More about PDBnet
Chains and domains
We first decomposed the PDB structures into chains (e.g., peptide and nucleotide chains), which are considered as a unit to construct clusters and networks. We also provide the domain information from Pfam and CATH for each protein chain, together with the mapping of those amino-acid residues that interact with other chains. We are working on the domain-based clustering and network, and will implement it to PDBnet in near future.
There is a redundancy in PDB such as the structures of the same protein and mutant proteins. Thus, we first removed the redundancy by clustering chains based on sequence similarity. For this purpose, we used the cluster lists based on BLAST (with identity thresholds of 90% as a default and 70% optional) obtained from PDB.
We have examined all the pairs of chains whether they share the same PDB code. If two chains share the same PDB code we created a link between the clusters containing these chains. These links indicate that there are some associations through the complex structure and therefore some functional relations between the clusters. We also examined physical contacts among all pairs of chains within each complex structure, and created the links (we call them “hard links”) between the two clusters if any two chains in the complex structures are within a threshold distance (less than 5Å in distance between any atoms). Those links without the direct physical contacts are designated as “soft links”.
By putting the linked clusters together, we obtained separate networks. Some of these networks contain nucleic acid chains. These networks represent segments of molecular networks in structurome, and should corresponds to some biological functions. We are currently integrating our structure-based networks with other protein-protein interaction networks, and will implement them to PDBnet in near future.
Various kinds of information on molecules, clusters and networks were implemented into a relational database using MySQL. These data were also integrated with sequence, structure, property and functional information through a backbone database, 3DinSight, developed in our laboratory.
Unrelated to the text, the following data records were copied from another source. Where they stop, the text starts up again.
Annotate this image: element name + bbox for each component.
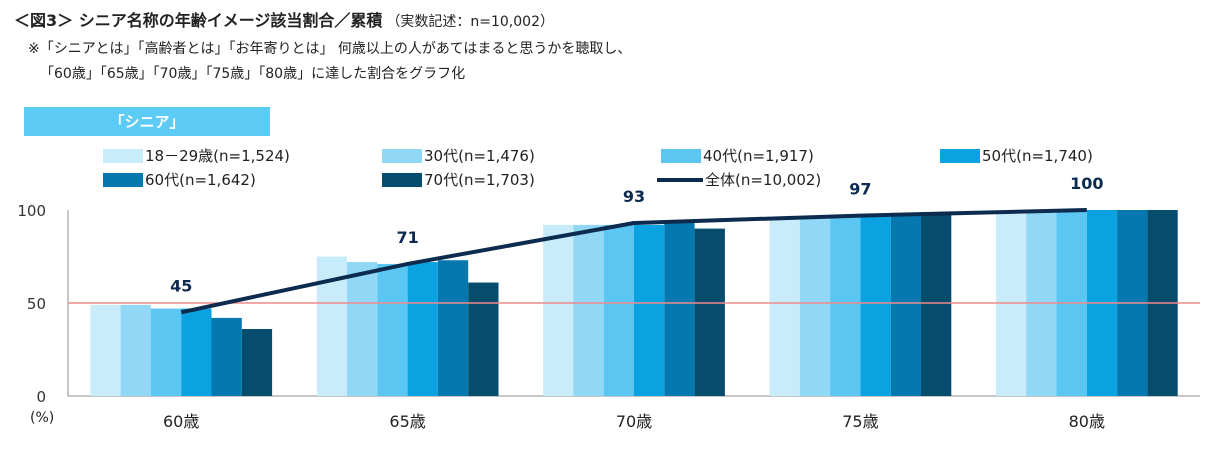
- bar: [634, 224, 665, 396]
- bar: [890, 213, 921, 396]
- bar: [830, 217, 861, 396]
- total-data-label: 97: [849, 180, 871, 199]
- legend-label: 全体(n=10,002): [705, 171, 822, 189]
- bar: [603, 224, 634, 396]
- legend-item-total: 全体(n=10,002): [657, 169, 821, 190]
- x-tick-label: 65歳: [389, 412, 425, 431]
- legend-swatch: [382, 172, 422, 187]
- total-line: [180, 208, 1087, 315]
- bar: [437, 260, 469, 396]
- legend-swatch: [940, 148, 980, 163]
- legend-label: 18－29歳(n=1,524): [145, 147, 290, 165]
- bar: [694, 228, 725, 396]
- bar: [241, 329, 273, 396]
- y-tick-label: 0: [36, 388, 46, 406]
- chart-title-main: ＜図3＞ シニア名称の年齢イメージ該当割合／累積: [14, 11, 383, 30]
- bar: [90, 304, 121, 396]
- total-data-label: 100: [1070, 174, 1103, 193]
- legend-item-s6: 70代(n=1,703): [382, 169, 535, 190]
- note-line-2: 「60歳」「65歳」「70歳」「75歳」「80歳」に達した割合をグラフ化: [40, 66, 466, 82]
- bar: [377, 263, 408, 396]
- y-tick-label: 50: [27, 295, 46, 313]
- chart-title-sub: （実数記述：n=10,002）: [386, 14, 554, 30]
- legend-swatch: [103, 172, 143, 187]
- chart-title: ＜図3＞ シニア名称の年齢イメージ該当割合／累積 （実数記述：n=10,002）: [14, 7, 554, 31]
- bar: [860, 215, 891, 396]
- bar: [407, 262, 438, 396]
- legend-item-s3: 40代(n=1,917): [661, 145, 814, 166]
- bar: [664, 223, 695, 396]
- category-badge: 「シニア」: [24, 107, 270, 136]
- bar: [120, 304, 151, 396]
- bar: [150, 308, 182, 396]
- legend-item-s2: 30代(n=1,476): [382, 145, 535, 166]
- legend-item-s5: 60代(n=1,642): [103, 169, 256, 190]
- legend-label: 60代(n=1,642): [145, 171, 256, 189]
- total-data-label: 93: [623, 187, 645, 206]
- bar: [769, 219, 800, 396]
- legend-label: 50代(n=1,740): [982, 147, 1093, 165]
- note-line-1: ※「シニアとは」「高齢者とは」「お年寄りとは」 何歳以上の人があてはまると思うか…: [28, 41, 632, 57]
- legend-swatch: [382, 148, 422, 163]
- legend-item-s4: 50代(n=1,740): [940, 145, 1093, 166]
- bar: [543, 224, 574, 396]
- bar: [347, 262, 378, 396]
- y-axis-unit-label: (%): [30, 410, 55, 426]
- legend-line-swatch: [657, 177, 703, 182]
- bar: [921, 213, 952, 396]
- bar: [211, 317, 242, 396]
- bar: [995, 213, 1027, 396]
- legend-item-s1: 18－29歳(n=1,524): [103, 145, 290, 166]
- total-data-label: 71: [396, 228, 418, 247]
- bar: [181, 308, 212, 396]
- bar: [799, 217, 831, 396]
- bar: [468, 282, 499, 396]
- legend-label: 40代(n=1,917): [703, 147, 814, 165]
- legend-swatch: [661, 148, 701, 163]
- bar: [573, 224, 604, 396]
- x-tick-label: 60歳: [163, 412, 199, 431]
- y-tick-label: 100: [17, 202, 46, 220]
- x-tick-label: 75歳: [842, 412, 878, 431]
- legend-swatch: [103, 148, 143, 163]
- total-data-label: 45: [170, 276, 192, 295]
- legend-label: 30代(n=1,476): [424, 147, 535, 165]
- x-tick-label: 70歳: [616, 412, 652, 431]
- legend-label: 70代(n=1,703): [424, 171, 535, 189]
- bar: [1026, 211, 1057, 396]
- x-tick-label: 80歳: [1069, 412, 1105, 431]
Search and visualization interfaces
All the data in PDBnet can be searched through a search interface. Users can examine the detailed information about chain, domains, clusters and networks. The interaction of clusters and the network are visualized by using Graphviz, with clusters as oval nodes connected by the hard and soft links in red and black lines, respectively. Each node is hyperlinked to the corresponding cluster page. We also provide an integrated viewer page, to help users to overlook the relationship among molecular networks, 3D structures of molecular complex and the sequence alignment of the core cluster (the query cluster at the center) together. For more information, please see the Tutorial.
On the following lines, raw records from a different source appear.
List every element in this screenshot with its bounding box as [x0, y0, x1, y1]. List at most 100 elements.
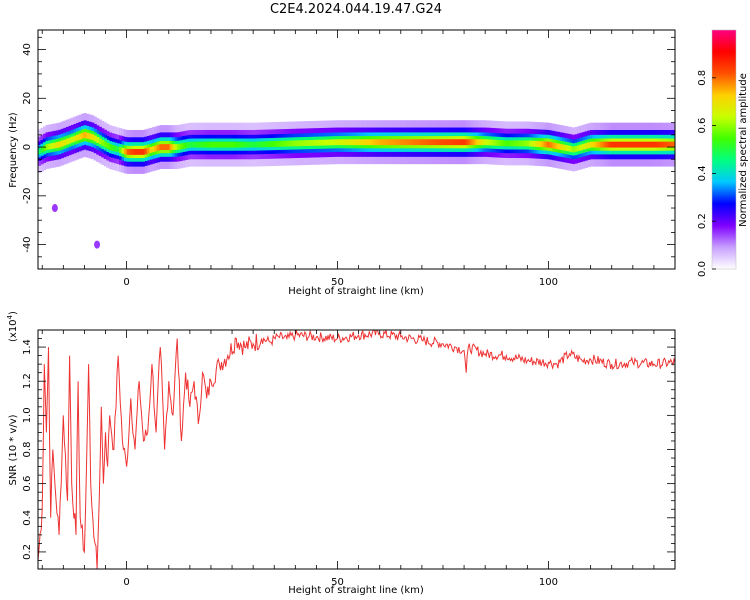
- spectrogram-cell: [253, 141, 257, 148]
- spectrogram-cell: [483, 139, 487, 146]
- spectrogram-cell: [126, 149, 130, 155]
- snr-x-axis: 0 50 100: [41, 330, 676, 588]
- spectrogram-cell: [329, 139, 333, 146]
- snr-y-axis: 0.2 0.4 0.6 0.8 1.0 1.2 1.4: [22, 329, 675, 570]
- spectrogram-cell: [280, 140, 285, 147]
- spectrogram-cell: [642, 141, 647, 148]
- spectrogram-cell: [237, 141, 242, 148]
- spectrogram-cell: [197, 141, 201, 148]
- spectrogram-cell: [584, 143, 588, 149]
- spectrogram-cell: [465, 139, 469, 146]
- spectrogram-cell: [546, 141, 550, 148]
- spectrogram-cell: [270, 141, 274, 148]
- spectrogram-cell: [384, 139, 388, 146]
- spectrogram-cell: [387, 139, 391, 146]
- spectrogram-cell: [625, 141, 629, 148]
- spectrogram-cell: [448, 139, 452, 146]
- spectrogram-cell: [506, 140, 510, 147]
- spectrogram-cell: [648, 141, 652, 148]
- spectrogram-cell: [207, 141, 211, 148]
- spectrogram-cell: [359, 139, 363, 146]
- spectrogram-cell: [172, 144, 176, 150]
- spectrogram-cell: [146, 147, 150, 154]
- spectrogram-cell: [574, 145, 578, 152]
- spectrogram-cell: [491, 139, 495, 146]
- spectrogram-cell: [645, 141, 649, 148]
- spectrogram-cell: [556, 143, 561, 150]
- spectrogram-cell: [124, 148, 128, 155]
- spectrogram-cell: [567, 145, 571, 152]
- spectrogram-cell: [177, 143, 181, 150]
- spectrogram-cell: [402, 139, 406, 146]
- spectrogram-cell: [240, 141, 244, 148]
- spectrogram-cell: [397, 139, 401, 146]
- spectrogram-cell: [473, 139, 477, 146]
- spectrogram-cell: [258, 141, 262, 148]
- spectrogram-cell: [210, 141, 214, 148]
- spectrogram-cell: [131, 149, 135, 155]
- spectrogram-cell: [374, 139, 378, 146]
- spectrogram-cell: [86, 132, 90, 139]
- spectrogram-cell: [435, 139, 439, 146]
- spectrogram-cell: [212, 141, 216, 148]
- spectrogram-cell: [255, 141, 259, 148]
- spectrogram-cell: [539, 141, 543, 148]
- spectrogram-cell: [610, 141, 614, 148]
- snr-y-tick-label: 0.8: [22, 442, 33, 458]
- spectrogram-cell: [511, 140, 515, 147]
- spectrogram-cell: [602, 141, 606, 148]
- spectrogram-y-tick-label: 0: [22, 144, 33, 150]
- colorbar-frame: [711, 29, 737, 270]
- snr-scale-label: (x104): [6, 311, 19, 342]
- spectrogram-cell: [627, 141, 631, 148]
- spectrogram-cell: [653, 141, 657, 148]
- spectrogram-cell: [417, 139, 421, 146]
- spectrogram-cell: [346, 139, 350, 146]
- spectrogram-y-tick-label: -20: [22, 188, 33, 204]
- spectrogram-cell: [58, 141, 62, 148]
- spectrogram-cell: [665, 141, 669, 148]
- spectrogram-cell: [260, 141, 264, 148]
- spectrogram-cell: [379, 139, 383, 146]
- spectrogram-cell: [617, 141, 621, 148]
- spectrogram-cell: [589, 141, 593, 148]
- spectrogram-cell: [399, 139, 404, 146]
- spectrogram-cell: [534, 140, 538, 147]
- spectrogram-cell: [308, 140, 312, 146]
- spectrogram-cell: [311, 139, 315, 146]
- spectrogram-cell: [136, 149, 140, 155]
- spectrogram-cell: [410, 139, 414, 146]
- spectrogram-cell: [111, 144, 115, 151]
- spectrogram-cell: [103, 141, 107, 148]
- spectrogram-cell: [316, 139, 320, 146]
- spectrogram-cell: [673, 141, 675, 148]
- spectrogram-cell: [607, 141, 611, 148]
- spectrogram-cell: [68, 137, 72, 144]
- spectrogram-x-axis: 0 50 100: [41, 30, 676, 288]
- colorbar-ticks: 0.0 0.2 0.4 0.6 0.8: [697, 70, 716, 277]
- spectrogram-ridge: [38, 113, 675, 249]
- spectrogram-cell: [134, 149, 138, 155]
- spectrogram-spot: [51, 204, 58, 213]
- spectrogram-cell: [313, 139, 318, 146]
- colorbar-tick-label: 0.2: [697, 213, 708, 229]
- spectrogram-cell: [129, 149, 133, 155]
- spectrogram-cell: [220, 141, 224, 148]
- colorbar-tick-label: 0.6: [697, 118, 708, 134]
- spectrogram-y-axis: -40 -20 0 20 40: [22, 36, 675, 270]
- spectrogram-cell: [475, 139, 480, 146]
- spectrogram-cell: [460, 139, 464, 146]
- spectrogram-cell: [445, 139, 449, 146]
- spectrogram-cell: [283, 140, 287, 147]
- spectrogram-cell: [630, 141, 634, 148]
- spectrogram-cell: [106, 142, 110, 149]
- snr-y-label: SNR (10 * v/v): [8, 414, 19, 485]
- spectrogram-cell: [415, 139, 419, 146]
- spectrogram-cell: [622, 141, 626, 148]
- spectrogram-cell: [640, 141, 644, 148]
- spectrogram-cell: [248, 141, 252, 148]
- spectrogram-cell: [422, 139, 426, 146]
- spectrogram-cell: [273, 141, 277, 147]
- spectrogram-cell: [541, 141, 545, 148]
- snr-y-tick-label: 1.2: [22, 373, 33, 389]
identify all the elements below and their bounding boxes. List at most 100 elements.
We constructed clusters based on sequence similarity (90% identity as a default and 70% optional) in order to remove the sequence redundancy of PDB chains. However, the network constructed from the clusters may still contain some redundancy resulting from a mixture of species. The species information is provided for each cluster. In future, we will incorporate species-specific subsets of clusters and networks.
Domains and Chimeras
Domains are usually the unit of compact structure, function and evolution. Therefore, it is more convenient for the analysis of molecular interaction and network to construct domain-based clusters and network. We are currently working on the implementation of the domain-based clustering and network construction to PDBnet. In the current version of PDBnet, we provide the domain information (Pfam and CATH) of proteins within the chain and cluster information pages, together with the information about the residues involved in the interaction with other chains. Thus, users can inspect the domain organization within each cluster and which domains are responsible for the links with other clusters within each network. Some PDB structures contain artificial chimera, which may produce spurious cluster members and links. Thus, we provided that information taken from PDB entries for the relevant member chains.
Currently, the cluster ID’s are numbered in the order of cluster size. Thus, the cluster ID may not be the permanent identifier of clusters. We provide the information of clusters with all the membership for all the past updates in Statistics page, so that users can trace the cluster IDs and their membership. The same situation applies to the network ID. We are also testing a non-hierarchical clustering method to create clusters, in order to keep track of the identity of clusters more easily.